Cahill’s work is divided into seven chapters. Each chapter revolves around a certain humanistic theme, and is prefaced by a choice passage from Hellenic literature. Chapter one and two concentrate on the martial valor of the warrior and the sentimental musings of a wanderer, respectively. As you might imagine, Homer and his two great works form the basis of the discussion. The next four chapter discuss in turn contributions from poets and playwrights, politicians, philosophers and artists. Finally, the last chapter concludes with the synthesis of Hebraic and Hellenic thought that transpired under Roman dominion, and led to what would later be termed Christianity.
Each chapter offers a sketch of the subject under study.
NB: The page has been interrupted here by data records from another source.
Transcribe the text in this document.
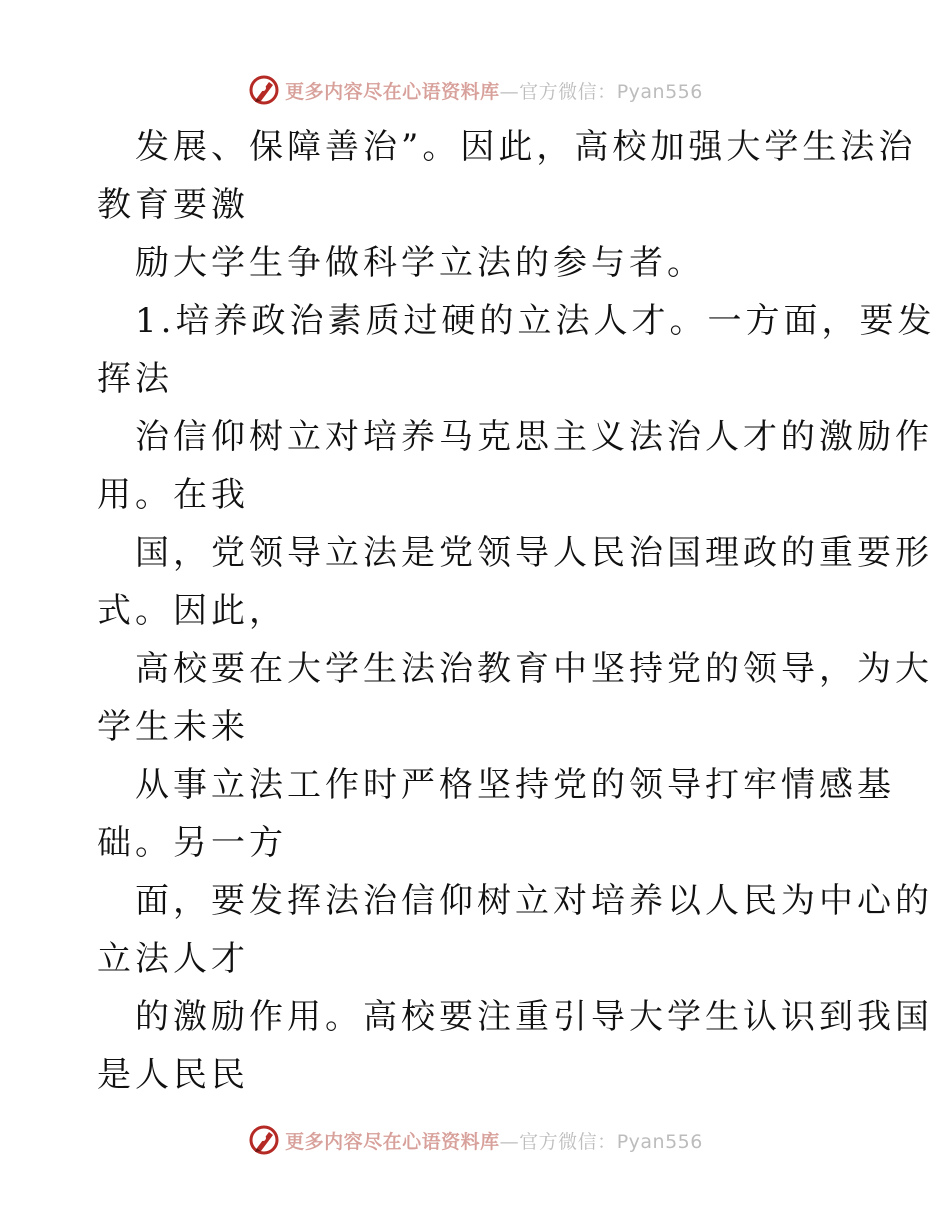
更多内容尽在心语资料库—官方微信：Pyan556
发展、保障善治”。因此，高校加强大学生法治
教育要激
励大学生争做科学立法的参与者。
1.培养政治素质过硬的立法人才。一方面，要发
挥法
治信仰树立对培养马克思主义法治人才的激励作
用。在我
国，党领导立法是党领导人民治国理政的重要形
式。因此，
高校要在大学生法治教育中坚持党的领导，为大
学生未来
从事立法工作时严格坚持党的领导打牢情感基
础。另一方
面，要发挥法治信仰树立对培养以人民为中心的
立法人才
的激励作用。高校要注重引导大学生认识到我国
是人民民
更多内容尽在心语资料库—官方微信：Pyan556
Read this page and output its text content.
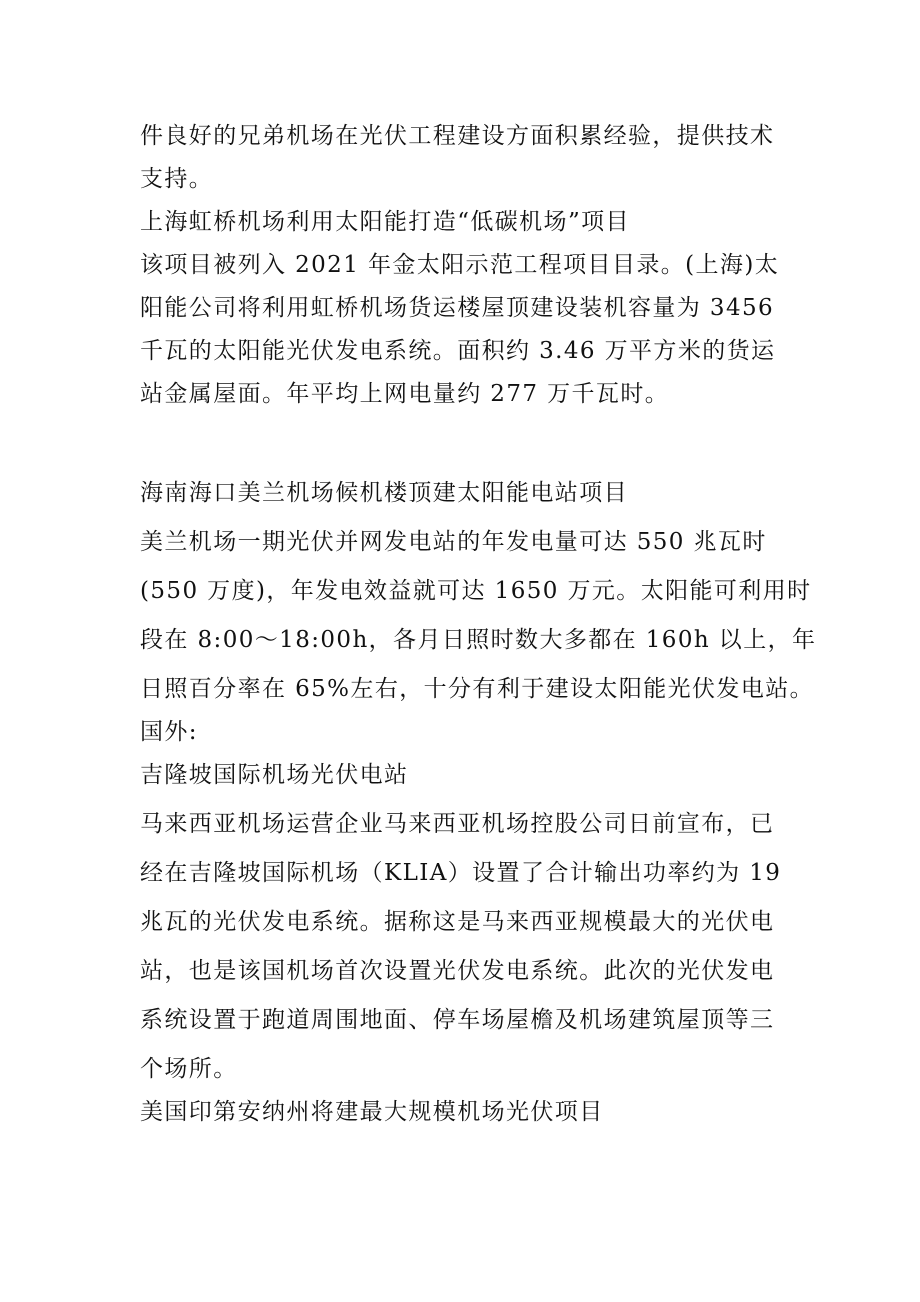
件良好的兄弟机场在光伏工程建设方面积累经验，提供技术
支持。
上海虹桥机场利用太阳能打造“低碳机场”项目
该项目被列入 2021 年金太阳示范工程项目目录。(上海)太
阳能公司将利用虹桥机场货运楼屋顶建设装机容量为 3456
千瓦的太阳能光伏发电系统。面积约 3.46 万平方米的货运
站金属屋面。年平均上网电量约 277 万千瓦时。
海南海口美兰机场候机楼顶建太阳能电站项目
美兰机场一期光伏并网发电站的年发电量可达 550 兆瓦时
(550 万度)，年发电效益就可达 1650 万元。太阳能可利用时
段在 8:00～18:00h，各月日照时数大多都在 160h 以上，年
日照百分率在 65%左右，十分有利于建设太阳能光伏发电站。
国外:
吉隆坡国际机场光伏电站
马来西亚机场运营企业马来西亚机场控股公司日前宣布，已
经在吉隆坡国际机场（KLIA）设置了合计输出功率约为 19
兆瓦的光伏发电系统。据称这是马来西亚规模最大的光伏电
站，也是该国机场首次设置光伏发电系统。此次的光伏发电
系统设置于跑道周围地面、停车场屋檐及机场建筑屋顶等三
个场所。
美国印第安纳州将建最大规模机场光伏项目
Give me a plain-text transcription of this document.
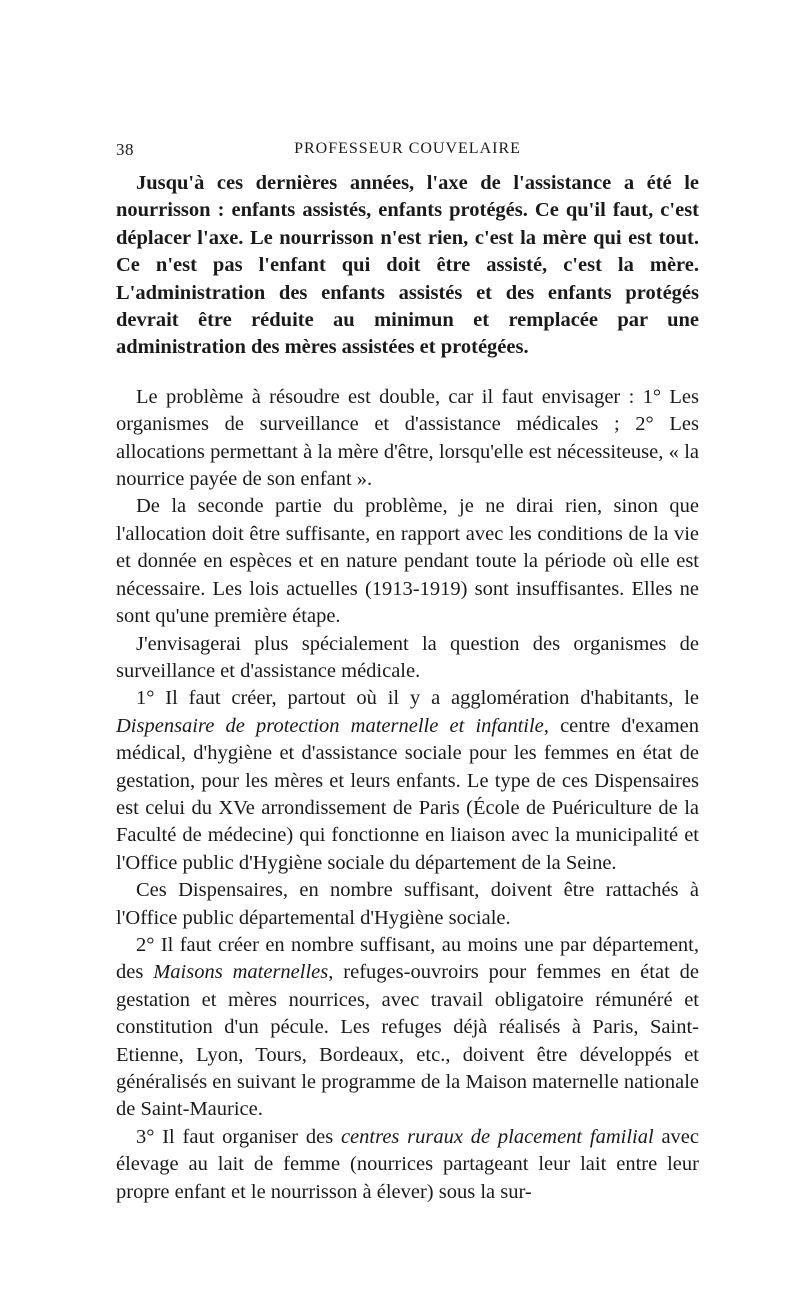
38	PROFESSEUR COUVELAIRE

Jusqu'à ces dernières années, l'axe de l'assistance a été le nourrisson : enfants assistés, enfants protégés. Ce qu'il faut, c'est déplacer l'axe. Le nourrisson n'est rien, c'est la mère qui est tout. Ce n'est pas l'enfant qui doit être assisté, c'est la mère. L'administration des enfants assistés et des enfants protégés devrait être réduite au minimun et remplacée par une administration des mères assistées et protégées.

Le problème à résoudre est double, car il faut envisager : 1° Les organismes de surveillance et d'assistance médicales ; 2° Les allocations permettant à la mère d'être, lorsqu'elle est nécessiteuse, « la nourrice payée de son enfant ».

De la seconde partie du problème, je ne dirai rien, sinon que l'allocation doit être suffisante, en rapport avec les conditions de la vie et donnée en espèces et en nature pendant toute la période où elle est nécessaire. Les lois actuelles (1913-1919) sont insuffisantes. Elles ne sont qu'une première étape.

J'envisagerai plus spécialement la question des organismes de surveillance et d'assistance médicale.

1° Il faut créer, partout où il y a agglomération d'habitants, le Dispensaire de protection maternelle et infantile, centre d'examen médical, d'hygiène et d'assistance sociale pour les femmes en état de gestation, pour les mères et leurs enfants. Le type de ces Dispensaires est celui du XVe arrondissement de Paris (École de Puériculture de la Faculté de médecine) qui fonctionne en liaison avec la municipalité et l'Office public d'Hygiène sociale du département de la Seine.

Ces Dispensaires, en nombre suffisant, doivent être rattachés à l'Office public départemental d'Hygiène sociale.

2° Il faut créer en nombre suffisant, au moins une par département, des Maisons maternelles, refuges-ouvroirs pour femmes en état de gestation et mères nourrices, avec travail obligatoire rémunéré et constitution d'un pécule. Les refuges déjà réalisés à Paris, Saint-Etienne, Lyon, Tours, Bordeaux, etc., doivent être développés et généralisés en suivant le programme de la Maison maternelle nationale de Saint-Maurice.

3° Il faut organiser des centres ruraux de placement familial avec élevage au lait de femme (nourrices partageant leur lait entre leur propre enfant et le nourrisson à élever) sous la sur-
There is nothing especially insightful in these studies, though the author never claims otherwise. The author’s stated purpose is to make us taste and feel as the Greeks themselves tasted and felt. True enough, the author’s prose and colorful sense of humor are charmingly disarming. He does manage to convey a sense of warmth to an academic discipline that is all too often presented as dry and sterile. But in tasting each subject offered by Cahill, I felt as though I nibbled a meager portion from what could have been a veritable feast and buffet. Depth has been traded for breadth, substance for familiarity. The result is that I am not convinced, despite the subtitle, that the Greeks really mattered. They should matter – it seems a truism they should matter. But this book, despite its title, seems to take the assumption for granted and never quite gives us a penetrating disclosure on why they do matter.
To the extent they matter, it seems to come to the fore in the last chapter. Cahill offers a brief if compelling account on how Christianity extricated itself from its purely Hebraic roots and became immersed in the language of Hellenic philosophy and mystery religions. But the Greeks matter thus only insofar as they gave a more marketable gloss to a Jewish product that would otherwise not sell in the glutted religious market of the Roman Empire. This is somewhat disappointing.
As an aside, the author likens Romans to plodding apes of Greek culture, something that many Romanophiles might contest.
Nonetheless, the author’s warmth and the work’s brevity make it a quick read. It also is rather affordable, selling on Amazon for under 10 dollars. I, however, would rather suggest the book to budding high school students than to adults wanting a serious examination on the miracle of ancient Hellas.